I READ with wry amusement 'Fight conditions causing crime' (Letters, September 26). Create Utopia, and all criminals will disappear. If only it was that simple!

Proving cause and effect is notoriously difficult. The poor and abused can often be the most honest, while the affluent, free from childhood trauma the most hardened criminal.

What is the solution to this complex conundrum? The iron fist, the kid glove, or somewhere in between? It is an interesting debate. Unfortunately, it is of little consolation to the vulnerable old person, mugged in the street, to be assured that a phalanx of politicians, psychotherapists and social workers are earnestly discussing the motivation behind anti-social behaviour. All they want is protection from thugs.

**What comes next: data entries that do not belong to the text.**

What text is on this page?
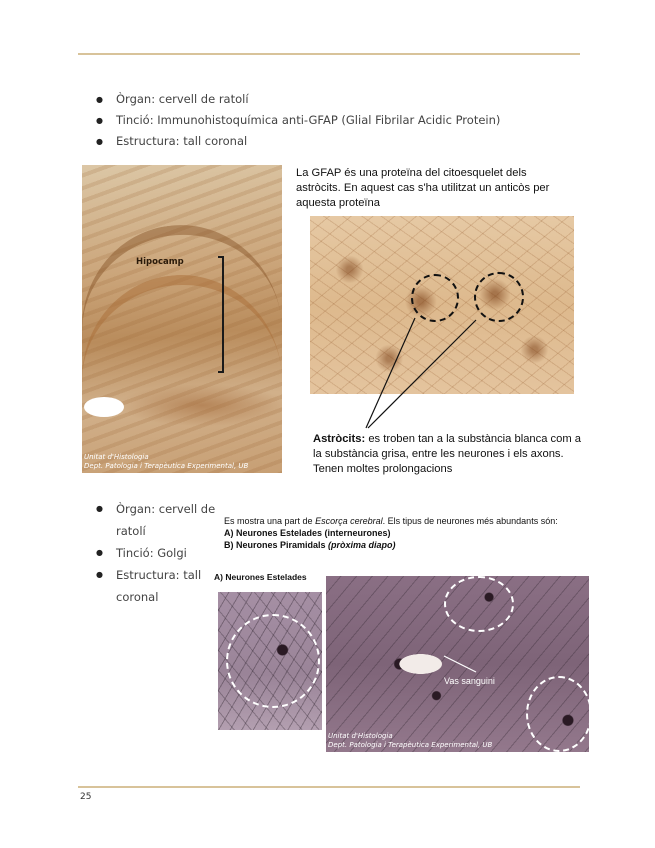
● Òrgan: cervell de ratolí
● Tinció: Immunohistoquímica anti-GFAP (Glial Fibrilar Acidic Protein)
● Estructura: tall coronal
Hipocamp
Unitat d'Histologia
Dept. Patologia i Terapèutica Experimental, UB
La GFAP és una proteïna del citoesquelet dels astròcits. En aquest cas s'ha utilitzat un anticòs per aquesta proteïna
Astròcits: es troben tan a la substància blanca com a la substància grisa, entre les neurones i els axons. Tenen moltes prolongacions
● Òrgan: cervell de ratolí
● Tinció: Golgi
● Estructura: tall coronal
Es mostra una part de Escorça cerebral. Els tipus de neurones més abundants són:
A) Neurones Estelades (interneurones)
B) Neurones Piramidals (pròxima diapo)
A) Neurones Estelades
Vas sanguini
Unitat d'Histologia
Dept. Patologia i Terapèutica Experimental, UB
25
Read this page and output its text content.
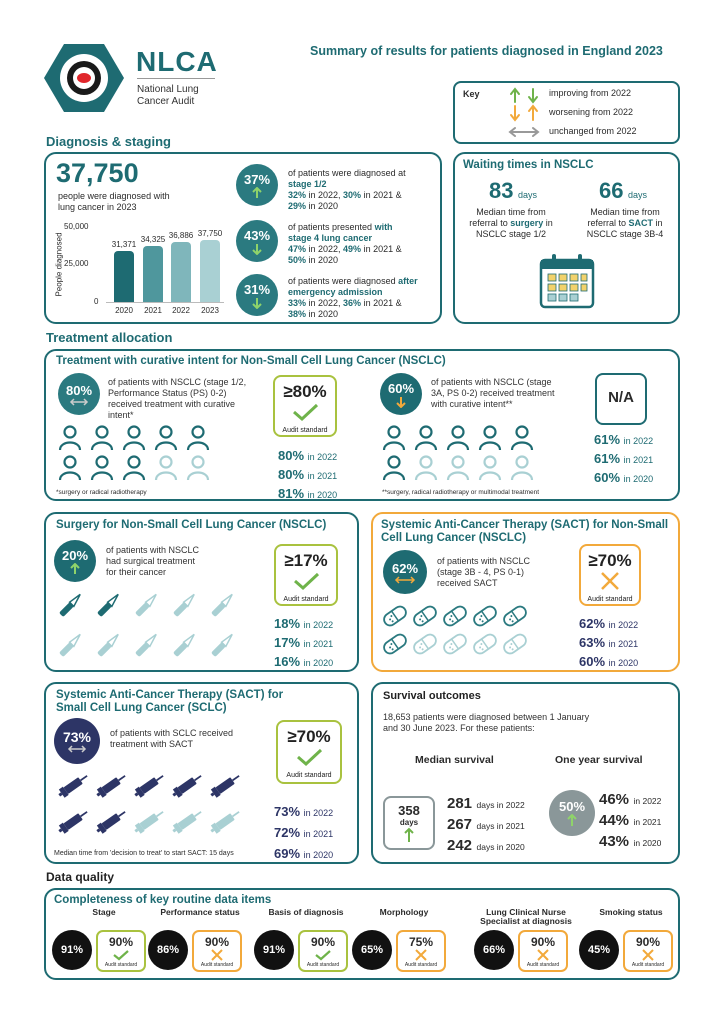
NLCA
National Lung
Cancer Audit
Summary of results for patients diagnosed in England 2023
Key	improving from 2022
worsening from 2022
unchanged from 2022
Diagnosis & staging
37,750
people were diagnosed with
lung cancer in 2023
People diagnosed
50,000
25,000
0
31,371
34,325 36,886 37,750
2020	2021	2022	2023
37% of patients were diagnosed at
stage 1/2
32% in 2022, 30% in 2021 &
29% in 2020
43%
of patients presented with
stage 4 lung cancer
47% in 2022, 49% in 2021 &
50% in 2020
31%
of patients were diagnosed after
emergency admission
33% in 2022, 36% in 2021 &
38% in 2020
Waiting times in NSCLC
83 days
Median time from
referral to surgery in
NSCLC stage 1/2
66 days
Median time from
referral to SACT in
NSCLC stage 3B-4
Treatment allocation
Treatment with curative intent for Non-Small Cell Lung Cancer (NSCLC)
80%
of patients with NSCLC (stage 1/2,
Performance Status (PS) 0-2)
received treatment with curative
intent*
*surgery or radical radiotherapy
≥80%
Audit standard
80% in 2022
80% in 2021
81% in 2020
60% of patients with NSCLC (stage
3A, PS 0-2) received treatment
with curative intent**
**surgery, radical radiotherapy or multimodal treatment
N/A
61% in 2022
61% in 2021
60% in 2020
Surgery for Non-Small Cell Lung Cancer (NSCLC)
20% of patients with NSCLC
had surgical treatment
for their cancer
≥17%
Audit standard
18% in 2022
17% in 2021
16% in 2020
Systemic Anti-Cancer Therapy (SACT) for Non-Small
Cell Lung Cancer (NSCLC)
62% of patients with NSCLC
(stage 3B - 4, PS 0-1)
received SACT
≥70%
Audit standard
62% in 2022
63% in 2021
60% in 2020
Systemic Anti-Cancer Therapy (SACT) for
Small Cell Lung Cancer (SCLC)
73% of patients with SCLC received
treatment with SACT
Median time from 'decision to treat' to start SACT: 15 days
≥70%
Audit standard
73% in 2022
72% in 2021
69% in 2020
Survival outcomes
18,653 patients were diagnosed between 1 January
and 30 June 2023. For these patients:
Median survival	One year survival
358
days
281 days in 2022
267 days in 2021
242 days in 2020
50% 46% in 2022
44% in 2021
43% in 2020
Data quality
Completeness of key routine data items
Stage
91%
90%
Audit standard
Performance status
86%
90%
Audit standard
Basis of diagnosis
91%
90%
Audit standard
Morphology
65%
75%
Audit standard
Lung Clinical Nurse
Specialist at diagnosis
66%
90%
Audit standard
Smoking status
45%
90%
Audit standard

Incidentally, it is all very well exhorting the ordinary person, already heavily taxed to pay for public services, to stop 'whingeing' and join in a crusade to cure all the ills of society. Usually, such people are too busy working, bringing up families and struggling to pay a mortgage to indulge in such idealistic pursuits.

It is paradoxical that the more tolerant society becomes, the more it seems to descend into chaos and anarchy. It is probably despair rather than ignorance, which prompts people to suggest that penal reform has gone too far. Especially when they see the criminal, acutely aware of his 'human rights,' but oblivious to his responsibilities, roaming free and untouchable, while the law-abiding are often frightened prisoners in their own homes.

The 'good old days' might not have been entirely halcyon. However, compared to this era of moral relativism, where there is no crime so heinous that some apologist will not crawl out of the woodwork to excuse the perpetrator and attempt to imbue society with a kind of 'collective' blame, they seem positively blissful.

S LOVE (Mrs), Avenue Parade, Accrington.